Secrets Management Checklist
Run through this before every git push:
- ☐ All API keys and passwords are in
.env, not in source code - ☐
.envis listed in.gitignore - ☐
.env.exampleexists with placeholder values (committed to Git) - ☐ No secrets in frontend/client-side JavaScript
- ☐
require('dotenv').config()is at the top of your entry file - ☐ Different keys for development and production environments
- ☐ Hosting platform has production env vars set in its dashboard
What to Learn Next
Now that you understand secrets management, these topics build directly on what you've learned:
🔐 Security Basics for AI Coders
The five security mistakes AI makes most often — SQL injection, CORS, input validation, and more. The big picture that secrets management fits into.
🌍 What Are Environment Variables?
A deeper dive into how environment variables work across operating systems, hosting platforms, and deployment pipelines.
📦 What Is Git?
Understanding Git history, commits, and why "just deleting the file" doesn't remove it from your repository's past.
🛡️ API Security Guide
How to secure the API endpoints your AI builds — authentication, rate limiting, input validation, and HTTPS.
Frequently Asked Questions
What is secrets management?
Secrets management is the practice of keeping sensitive data — API keys, database passwords, encryption keys, and tokens — out of your source code and stored securely instead. It uses .env files, environment variables, and vault services to ensure your credentials never end up in a Git repository where anyone can find them. Think of it like keeping your house keys in your pocket instead of taping them to the front door.
What happens if I accidentally commit an API key to GitHub?
Automated bots scan every public GitHub commit for credential patterns and can find your key within minutes. Once exposed, attackers can use your API key to rack up charges on your account, access your data, or compromise your users. You must immediately revoke the key from your provider's dashboard, generate a new one, and use tools like BFG Repo-Cleaner to remove it from your Git history. Simply deleting the key from your current code is not enough — Git remembers every previous version of every file.
Is a .env file enough to keep my secrets safe?
A .env file is the essential first step — it separates secrets from code. But it's only safe if you also add .env to your .gitignore file so it never gets committed. For production apps with real users, consider managed secret services like Doppler, AWS Secrets Manager, or your hosting platform's built-in environment variable settings, which add encryption, access control, and automatic rotation.

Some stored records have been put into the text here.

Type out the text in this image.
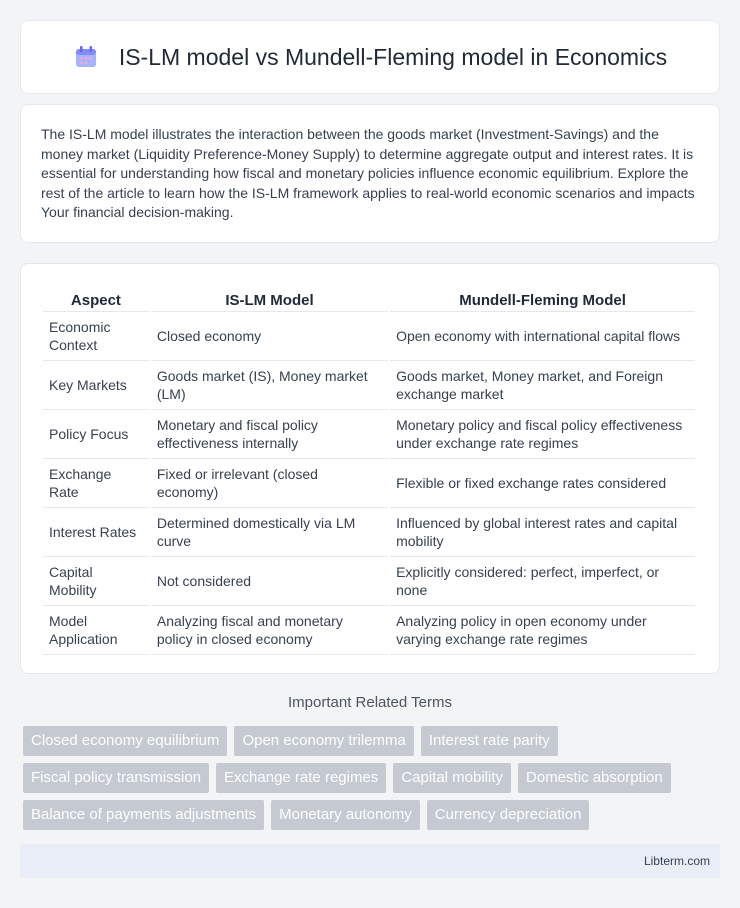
IS-LM model vs Mundell-Fleming model in Economics

The IS-LM model illustrates the interaction between the goods market (Investment-Savings) and the money market (Liquidity Preference-Money Supply) to determine aggregate output and interest rates. It is essential for understanding how fiscal and monetary policies influence economic equilibrium. Explore the rest of the article to learn how the IS-LM framework applies to real-world economic scenarios and impacts Your financial decision-making.

Aspect	IS-LM Model	Mundell-Fleming Model
Economic Context	Closed economy	Open economy with international capital flows
Key Markets	Goods market (IS), Money market (LM)	Goods market, Money market, and Foreign exchange market
Policy Focus	Monetary and fiscal policy effectiveness internally	Monetary policy and fiscal policy effectiveness under exchange rate regimes
Exchange Rate	Fixed or irrelevant (closed economy)	Flexible or fixed exchange rates considered
Interest Rates	Determined domestically via LM curve	Influenced by global interest rates and capital mobility
Capital Mobility	Not considered	Explicitly considered: perfect, imperfect, or none
Model Application	Analyzing fiscal and monetary policy in closed economy	Analyzing policy in open economy under varying exchange rate regimes
Important Related Terms
Closed economy equilibrium	Open economy trilemma	Interest rate parity
Fiscal policy transmission	Exchange rate regimes	Capital mobility	Domestic absorption
Balance of payments adjustments	Monetary autonomy	Currency depreciation
Libterm.com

Why does AI keep hardcoding my API keys?
AI models were trained on millions of code examples from the internet — tutorials, Stack Overflow answers, and demo projects that prioritize readability and simplicity over security. Hardcoded credentials are the simplest, most readable pattern, so AI defaults to them. Always include "use environment variables for all API keys and credentials" in your prompts, and check every AI output for hardcoded strings that look like keys or passwords.
Can I use the same API key in development and production?
You should not. Use separate API keys for development and production. This limits the blast radius if a development key leaks — it can't access production data or rack up production-level charges. Most API providers (Stripe, OpenAI, AWS) let you create multiple keys or have distinct test/live modes. Use your local .env file for development keys and your hosting platform's environment variable settings for production keys.
📅 Last updated: March 19, 2026. Tested with Node.js 20 LTS and dotenv 16.4.